In terms of implementing a health promotion intervention, statistics are important as well. No intervention is entirely smooth and without its setbacks, and barriers to implementation are bound to arise in one form or another. Statistics are essential to identify these barriers and account for them. Using the example above, statistics may demonstrate that individualistic approaches to treating the victims of IPV prove unsuccessful in more collectivist cultures (Varcoe et al., 2019). In this respect, the implementation of health promotion intervention relies on statistics as much as planning.

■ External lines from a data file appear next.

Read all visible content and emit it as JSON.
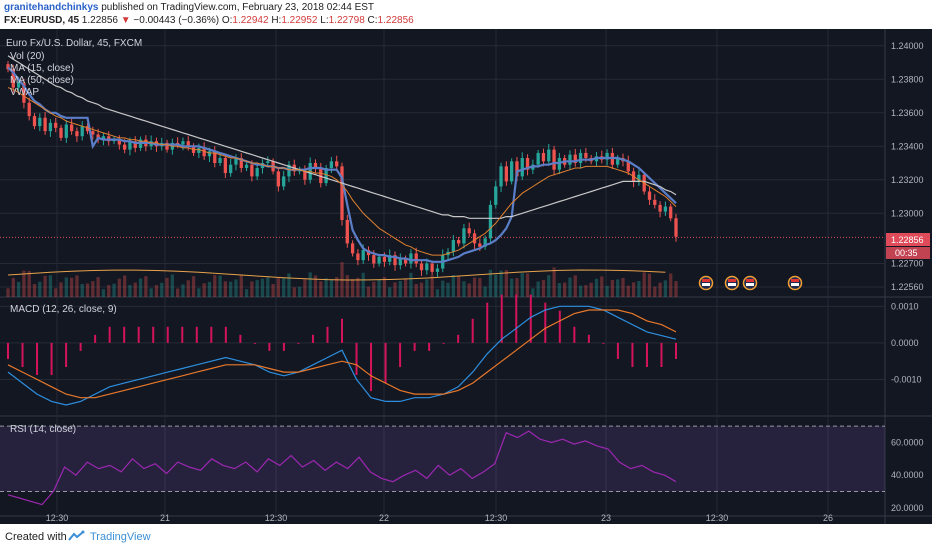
{
  "header": {
    "author": "granitehandchinkys",
    "published": "published on TradingView.com, February 23, 2018 02:44 EST",
    "symbol": "FX:EURUSD, 45",
    "last": "1.22856",
    "arrow": "▼",
    "change": "−0.00443 (−0.36%)",
    "o_label": "O:",
    "o_value": "1.22942",
    "h_label": "H:",
    "h_value": "1.22952",
    "l_label": "L:",
    "l_value": "1.22798",
    "c_label": "C:",
    "c_value": "1.22856"
  },
  "legend": {
    "title": "Euro Fx/U.S. Dollar, 45, FXCM",
    "vol": "Vol (20)",
    "ma15": "MA (15, close)",
    "ma50": "MA (50, close)",
    "vwap": "VWAP"
  },
  "macd_legend": "MACD (12, 26, close, 9)",
  "rsi_legend": "RSI (14, close)",
  "price_badge": "1.22856",
  "countdown": "00:35",
  "footer": {
    "created": "Created with",
    "brand": "TradingView"
  },
  "colors": {
    "bg": "#131722",
    "up": "#26a69a",
    "down": "#ef5350",
    "ma15": "#5b7ec9",
    "ma50": "#c7c7c7",
    "vwap": "#e0812e",
    "macd": "#2d8fe0",
    "signal": "#e8782a",
    "hist": "#d4145a",
    "rsi": "#9c27b0",
    "badge": "#e04b5a"
  },
  "chart_data": [
    {
      "type": "candlestick",
      "title": "Euro Fx/U.S. Dollar, 45, FXCM",
      "y_ticks": [
        "1.24000",
        "1.23800",
        "1.23600",
        "1.23400",
        "1.23200",
        "1.23000",
        "1.22700",
        "1.22560"
      ],
      "ylim": [
        1.225,
        1.241
      ],
      "x_ticks": [
        "12:30",
        "21",
        "12:30",
        "22",
        "12:30",
        "23",
        "12:30",
        "26"
      ],
      "last_price": 1.22856,
      "close": [
        1.2386,
        1.2375,
        1.2378,
        1.2366,
        1.2358,
        1.2352,
        1.2357,
        1.2349,
        1.2354,
        1.2351,
        1.2345,
        1.2353,
        1.2349,
        1.2346,
        1.2352,
        1.2349,
        1.2347,
        1.2344,
        1.2346,
        1.2343,
        1.2344,
        1.2341,
        1.2338,
        1.2343,
        1.2339,
        1.2344,
        1.234,
        1.2343,
        1.234,
        1.2342,
        1.2338,
        1.2342,
        1.2341,
        1.2343,
        1.234,
        1.2336,
        1.2339,
        1.2334,
        1.2337,
        1.233,
        1.2333,
        1.2324,
        1.2329,
        1.2333,
        1.2327,
        1.2329,
        1.2322,
        1.2327,
        1.233,
        1.2331,
        1.2325,
        1.2316,
        1.2322,
        1.2329,
        1.2325,
        1.2326,
        1.232,
        1.233,
        1.2327,
        1.2318,
        1.2327,
        1.2331,
        1.2328,
        1.2296,
        1.2282,
        1.2276,
        1.2272,
        1.2278,
        1.2275,
        1.227,
        1.2274,
        1.2271,
        1.2275,
        1.2269,
        1.2273,
        1.227,
        1.2276,
        1.227,
        1.2266,
        1.227,
        1.2265,
        1.2267,
        1.2275,
        1.2277,
        1.2284,
        1.2282,
        1.2291,
        1.2288,
        1.2282,
        1.228,
        1.2285,
        1.2305,
        1.2316,
        1.2328,
        1.2319,
        1.2331,
        1.2322,
        1.2333,
        1.2326,
        1.2329,
        1.2336,
        1.2331,
        1.2338,
        1.2326,
        1.2333,
        1.2329,
        1.2335,
        1.233,
        1.2336,
        1.2333,
        1.2331,
        1.2334,
        1.2332,
        1.2336,
        1.2329,
        1.2333,
        1.2331,
        1.2325,
        1.2319,
        1.2323,
        1.2313,
        1.2308,
        1.2305,
        1.2301,
        1.2304,
        1.2297,
        1.2286
      ],
      "series": [
        {
          "name": "MA (15, close)",
          "values": [
            1.2387,
            1.2384,
            1.238,
            1.2376,
            1.2371,
            1.2367,
            1.2365,
            1.2362,
            1.236,
            1.236,
            1.2358,
            1.2357,
            1.2357,
            1.2357,
            1.2357,
            1.2357,
            1.234,
            1.2345,
            1.2344,
            1.2344,
            1.2344,
            1.2344,
            1.2343,
            1.2343,
            1.2342,
            1.2342,
            1.2342,
            1.2342,
            1.2341,
            1.2341,
            1.2341,
            1.2341,
            1.2341,
            1.234,
            1.234,
            1.234,
            1.234,
            1.2339,
            1.2338,
            1.2337,
            1.2336,
            1.2335,
            1.2334,
            1.2333,
            1.2332,
            1.2331,
            1.233,
            1.2329,
            1.2329,
            1.2328,
            1.2328,
            1.2327,
            1.2327,
            1.2326,
            1.2326,
            1.2326,
            1.2326,
            1.2327,
            1.2327,
            1.2327,
            1.2326,
            1.2326,
            1.2326,
            1.2321,
            1.2305,
            1.229,
            1.2284,
            1.2279,
            1.2277,
            1.2276,
            1.2275,
            1.2275,
            1.2274,
            1.2274,
            1.2273,
            1.2273,
            1.2272,
            1.2272,
            1.2272,
            1.2272,
            1.2271,
            1.2271,
            1.2271,
            1.2272,
            1.2273,
            1.2274,
            1.2276,
            1.2277,
            1.2278,
            1.2279,
            1.2281,
            1.2282,
            1.2284,
            1.2287,
            1.2291,
            1.2298,
            1.2325,
            1.2326,
            1.2327,
            1.2328,
            1.2328,
            1.2329,
            1.2329,
            1.233,
            1.233,
            1.2331,
            1.2331,
            1.2331,
            1.2332,
            1.2332,
            1.2332,
            1.2333,
            1.2333,
            1.2333,
            1.2333,
            1.2333,
            1.2332,
            1.2331,
            1.2329,
            1.2327,
            1.2324,
            1.2321,
            1.2318,
            1.2315,
            1.2312,
            1.2309,
            1.2306
          ]
        },
        {
          "name": "MA (50, close)",
          "values": [
            1.2394,
            1.2392,
            1.239,
            1.2388,
            1.2386,
            1.2384,
            1.2382,
            1.238,
            1.2378,
            1.2376,
            1.2375,
            1.2373,
            1.2372,
            1.237,
            1.2369,
            1.2367,
            1.2366,
            1.2365,
            1.2363,
            1.2362,
            1.2361,
            1.236,
            1.2359,
            1.2358,
            1.2357,
            1.2356,
            1.2355,
            1.2354,
            1.2353,
            1.2352,
            1.2351,
            1.235,
            1.2349,
            1.2348,
            1.2347,
            1.2346,
            1.2345,
            1.2344,
            1.2343,
            1.2342,
            1.2341,
            1.234,
            1.2339,
            1.2338,
            1.2337,
            1.2336,
            1.2335,
            1.2334,
            1.2333,
            1.2332,
            1.2331,
            1.233,
            1.2329,
            1.2328,
            1.2327,
            1.2326,
            1.2325,
            1.2324,
            1.2323,
            1.2322,
            1.2321,
            1.232,
            1.2319,
            1.2318,
            1.2317,
            1.2316,
            1.2315,
            1.2314,
            1.2313,
            1.2312,
            1.2311,
            1.231,
            1.2309,
            1.2308,
            1.2307,
            1.2306,
            1.2305,
            1.2304,
            1.2303,
            1.2302,
            1.2301,
            1.23,
            1.2299,
            1.2299,
            1.2298,
            1.2298,
            1.2298,
            1.2297,
            1.2297,
            1.2297,
            1.2297,
            1.2297,
            1.2297,
            1.2297,
            1.2298,
            1.2298,
            1.2299,
            1.23,
            1.2301,
            1.2302,
            1.2303,
            1.2304,
            1.2305,
            1.2306,
            1.2307,
            1.2308,
            1.2309,
            1.231,
            1.2311,
            1.2312,
            1.2313,
            1.2314,
            1.2315,
            1.2316,
            1.2317,
            1.2318,
            1.2319,
            1.2319,
            1.2319,
            1.2319,
            1.2319,
            1.2318,
            1.2317,
            1.2316,
            1.2314,
            1.2313,
            1.2311
          ]
        },
        {
          "name": "VWAP",
          "values": [
            1.2375,
            1.2374,
            1.2372,
            1.237,
            1.2368,
            1.2366,
            1.2364,
            1.2362,
            1.236,
            1.2358,
            1.2357,
            1.2355,
            1.2354,
            1.2353,
            1.2352,
            1.2351,
            1.235,
            1.2349,
            1.2348,
            1.2347,
            1.2346,
            1.2345,
            1.2345,
            1.2344,
            1.2344,
            1.2343,
            1.2343,
            1.2342,
            1.2342,
            1.2341,
            1.2341,
            1.234,
            1.234,
            1.2339,
            1.2339,
            1.2338,
            1.2338,
            1.2337,
            1.2336,
            1.2336,
            1.2335,
            1.2334,
            1.2333,
            1.2333,
            1.2332,
            1.2331,
            1.233,
            1.233,
            1.2329,
            1.2328,
            1.2328,
            1.2327,
            1.2327,
            1.2326,
            1.2326,
            1.2326,
            1.2325,
            1.2325,
            1.2324,
            1.2324,
            1.2323,
            1.2322,
            1.232,
            1.2317,
            1.2313,
            1.2308,
            1.2304,
            1.23,
            1.2297,
            1.2294,
            1.2291,
            1.2289,
            1.2287,
            1.2285,
            1.2283,
            1.2281,
            1.228,
            1.2278,
            1.2277,
            1.2276,
            1.2275,
            1.2275,
            1.2275,
            1.2276,
            1.2277,
            1.2278,
            1.228,
            1.2282,
            1.2284,
            1.2286,
            1.2288,
            1.2291,
            1.2294,
            1.2298,
            1.2302,
            1.2306,
            1.2309,
            1.2312,
            1.2314,
            1.2316,
            1.2318,
            1.232,
            1.2322,
            1.2323,
            1.2324,
            1.2325,
            1.2326,
            1.2327,
            1.2327,
            1.2328,
            1.2328,
            1.2328,
            1.2328,
            1.2328,
            1.2327,
            1.2326,
            1.2325,
            1.2324,
            1.2322,
            1.232,
            1.2318,
            1.2316,
            1.2314,
            1.2312,
            1.231,
            1.2307,
            1.2304
          ]
        }
      ]
    },
    {
      "type": "line",
      "title": "MACD (12, 26, close, 9)",
      "y_ticks": [
        "0.0010",
        "0.0000",
        "-0.0010"
      ],
      "ylim": [
        -0.002,
        0.0012
      ],
      "series": [
        {
          "name": "MACD",
          "values": [
            -0.0008,
            -0.0011,
            -0.0014,
            -0.0016,
            -0.0017,
            -0.0016,
            -0.0014,
            -0.0012,
            -0.0011,
            -0.001,
            -0.0009,
            -0.0008,
            -0.0007,
            -0.0006,
            -0.0005,
            -0.0004,
            -0.0005,
            -0.0006,
            -0.0008,
            -0.0009,
            -0.0008,
            -0.0006,
            -0.0004,
            -0.0002,
            -0.001,
            -0.0015,
            -0.0016,
            -0.0016,
            -0.0015,
            -0.0015,
            -0.0014,
            -0.0012,
            -0.0008,
            -0.0003,
            0.0001,
            0.0004,
            0.0007,
            0.0009,
            0.001,
            0.001,
            0.001,
            0.0009,
            0.0007,
            0.0005,
            0.0003,
            0.0002,
            0.0001
          ]
        },
        {
          "name": "Signal",
          "values": [
            -0.0006,
            -0.0008,
            -0.001,
            -0.0012,
            -0.0014,
            -0.0015,
            -0.0015,
            -0.0014,
            -0.0013,
            -0.0012,
            -0.0011,
            -0.001,
            -0.0009,
            -0.0008,
            -0.0007,
            -0.0006,
            -0.0006,
            -0.0006,
            -0.0007,
            -0.0008,
            -0.0008,
            -0.0007,
            -0.0006,
            -0.0005,
            -0.0006,
            -0.0009,
            -0.0011,
            -0.0013,
            -0.0014,
            -0.0014,
            -0.0014,
            -0.0013,
            -0.0011,
            -0.0008,
            -0.0005,
            -0.0002,
            0.0001,
            0.0004,
            0.0006,
            0.0008,
            0.0009,
            0.0009,
            0.0009,
            0.0008,
            0.0006,
            0.0005,
            0.0003
          ]
        }
      ]
    },
    {
      "type": "line",
      "title": "RSI (14, close)",
      "y_ticks": [
        "60.0000",
        "40.0000",
        "20.0000"
      ],
      "ylim": [
        15,
        75
      ],
      "bands": [
        70,
        30
      ],
      "series": [
        {
          "name": "RSI",
          "values": [
            28,
            26,
            24,
            22,
            30,
            45,
            40,
            48,
            44,
            46,
            42,
            50,
            44,
            47,
            41,
            48,
            45,
            43,
            50,
            46,
            44,
            48,
            42,
            50,
            46,
            52,
            45,
            49,
            43,
            48,
            44,
            51,
            42,
            38,
            36,
            40,
            43,
            38,
            46,
            40,
            44,
            38,
            42,
            47,
            66,
            63,
            67,
            62,
            60,
            62,
            59,
            61,
            58,
            56,
            48,
            44,
            46,
            42,
            40,
            36
          ]
        }
      ]
    }
  ]
}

Finally, statistics are indispensable for evaluating the outcome of an intervention. Virtually every criterion that allows designating an intervention as success or failure is statistical. Statistics gathered through the follow-up procedures provide information on the outcomes, such as the rate of improvement or its length (Varcoe et al., 2019). Administrative statistics demonstrate whether an intervention is economically feasible from the cost and effect perspective (Varcoe et al., 2019). If anything, statistics is even more important in evaluating an intervention than it is in planning and implementing it.

References

Bruce, N., Pope, D., & Stanistreet, D. (2018). Quantitative methods for health research A practical interactive guide to epidemiology and statistics (2nd ed.) Hoboken, NJ: John Wiley & Sons.

Center for Disease Control and Prevention (2020). Preventing intimate partner violence. 

Varcoe, C., Ford-Gilboe, M., Browne, L. G., Perrin, N., Bungay, V., McKenzie, H., Smye, V., Elder, I. P., Inyallie, J., Khan, K., & Atout, M. D. (2019). The efficacy of a health promotion intervention for Indigenous women: Reclaiming our spirits. Journal of Interpersonal Violence, 886260518820818.